Wairau River Marlborough Chardonnay 2014 $20
Gently juicy, peachy, zesty grapefruity goodness, followed by beautifully balanced tropical tautness and punchy acidity are all bunched up into a quadratic equation of excellence in this cracker of a wine. The Rose family, behind the Wairau River business, are all in this thing, every one of them - and the wines keep getting better.
Sip with steamed clams tossed with butter, capers, chorizo and lemon.
Craggy Range Gimblet Gravels Chardonnay 2015 $31.95
This is a sexy example of how restraint can be applied to quality Hawkes Bay
chardonnay fruit. People assume that because a wine is from the rockstar region of the Gimblett Gravels, it's going to be a monster. Yet this wine proves the opposite is just as impressive. It shows really artistry at play, skill, subtlety and I love it. Mineral, peach, white florals, delicate use of oak and beautifully sophisticated.
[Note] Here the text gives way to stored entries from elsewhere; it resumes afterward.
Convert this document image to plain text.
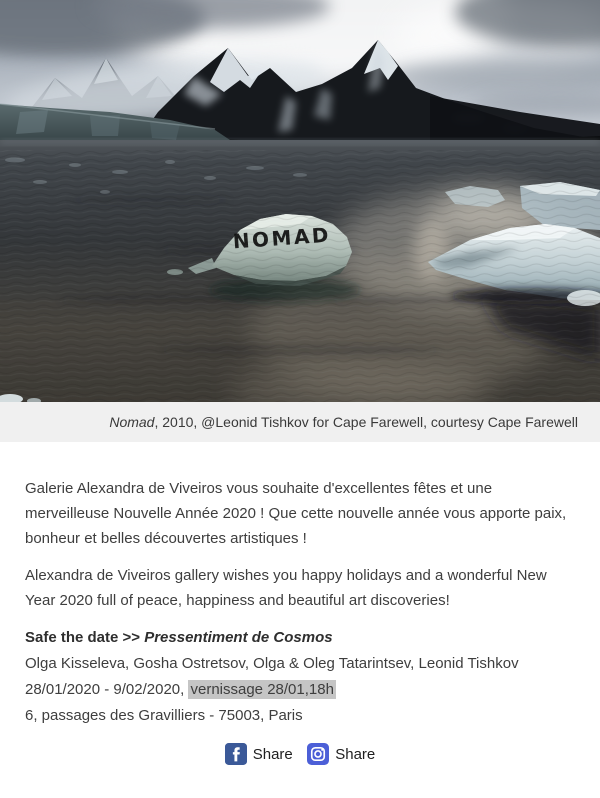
Nomad, 2010, @Leonid Tishkov for Cape Farewell, courtesy Cape Farewell

Galerie Alexandra de Viveiros vous souhaite d'excellentes fêtes et une merveilleuse Nouvelle Année 2020 ! Que cette nouvelle année vous apporte paix, bonheur et belles découvertes artistiques !

Alexandra de Viveiros gallery wishes you happy holidays and a wonderful New Year 2020 full of peace, happiness and beautiful art discoveries!

Safe the date >> Pressentiment de Cosmos

Olga Kisseleva, Gosha Ostretsov, Olga & Oleg Tatarintsev, Leonid Tishkov

28/01/2020 - 9/02/2020, vernissage 28/01,18h

6, passages des Gravilliers - 75003, Paris

Share
	Share
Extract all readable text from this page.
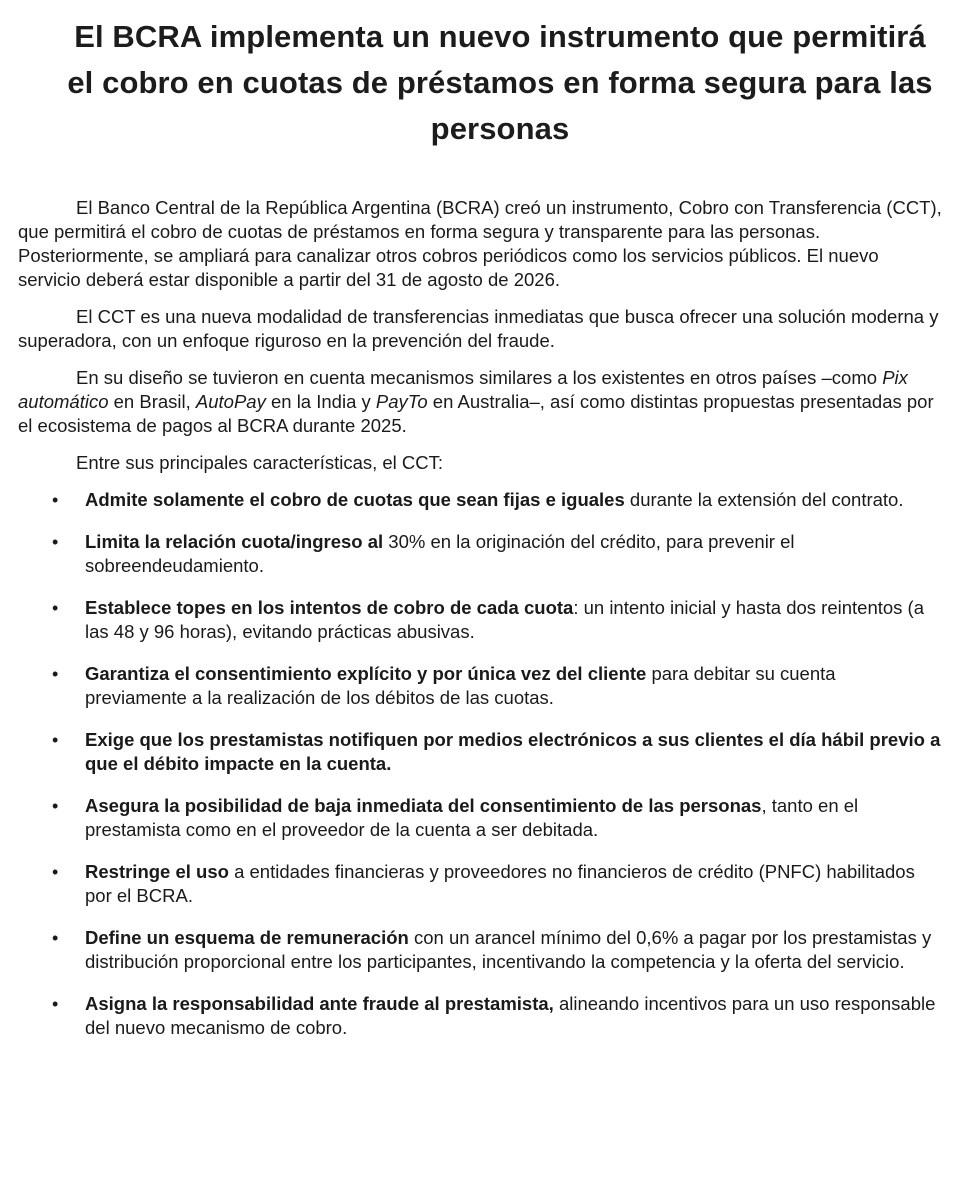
El BCRA implementa un nuevo instrumento que permitirá el cobro en cuotas de préstamos en forma segura para las personas

El Banco Central de la República Argentina (BCRA) creó un instrumento, Cobro con Transferencia (CCT), que permitirá el cobro de cuotas de préstamos en forma segura y transparente para las personas. Posteriormente, se ampliará para canalizar otros cobros periódicos como los servicios públicos. El nuevo servicio deberá estar disponible a partir del 31 de agosto de 2026.

El CCT es una nueva modalidad de transferencias inmediatas que busca ofrecer una solución moderna y superadora, con un enfoque riguroso en la prevención del fraude.

En su diseño se tuvieron en cuenta mecanismos similares a los existentes en otros países –como Pix automático en Brasil, AutoPay en la India y PayTo en Australia–, así como distintas propuestas presentadas por el ecosistema de pagos al BCRA durante 2025.

Entre sus principales características, el CCT:

• Admite solamente el cobro de cuotas que sean fijas e iguales durante la extensión del contrato.
• Limita la relación cuota/ingreso al 30% en la originación del crédito, para prevenir el sobreendeudamiento.
• Establece topes en los intentos de cobro de cada cuota: un intento inicial y hasta dos reintentos (a las 48 y 96 horas), evitando prácticas abusivas.
• Garantiza el consentimiento explícito y por única vez del cliente para debitar su cuenta previamente a la realización de los débitos de las cuotas.
• Exige que los prestamistas notifiquen por medios electrónicos a sus clientes el día hábil previo a que el débito impacte en la cuenta.
• Asegura la posibilidad de baja inmediata del consentimiento de las personas, tanto en el prestamista como en el proveedor de la cuenta a ser debitada.
• Restringe el uso a entidades financieras y proveedores no financieros de crédito (PNFC) habilitados por el BCRA.
• Define un esquema de remuneración con un arancel mínimo del 0,6% a pagar por los prestamistas y distribución proporcional entre los participantes, incentivando la competencia y la oferta del servicio.
• Asigna la responsabilidad ante fraude al prestamista, alineando incentivos para un uso responsable del nuevo mecanismo de cobro.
Sip with pork belly, slow-cooked in milk.
Wellington-based dentist-by-trade Edward Leung has worked incredibly hard to produce small amounts of high-quality chardonnay from his tiny vineyard near Dry River Rd. How on earth winemaker Wendy Potts manages to inject layers of creme caramel, roast nectarine, cinnamon and juicy, grilled grapefruit into this wine, I'll never know. She'll tell you it's all in the fruit, whereas I think there's also some serious talent going on in the winery. Buttered crumpet and almond notes on the palate.
Enjoy with cream cheese & herb-stuffed chicken breasts.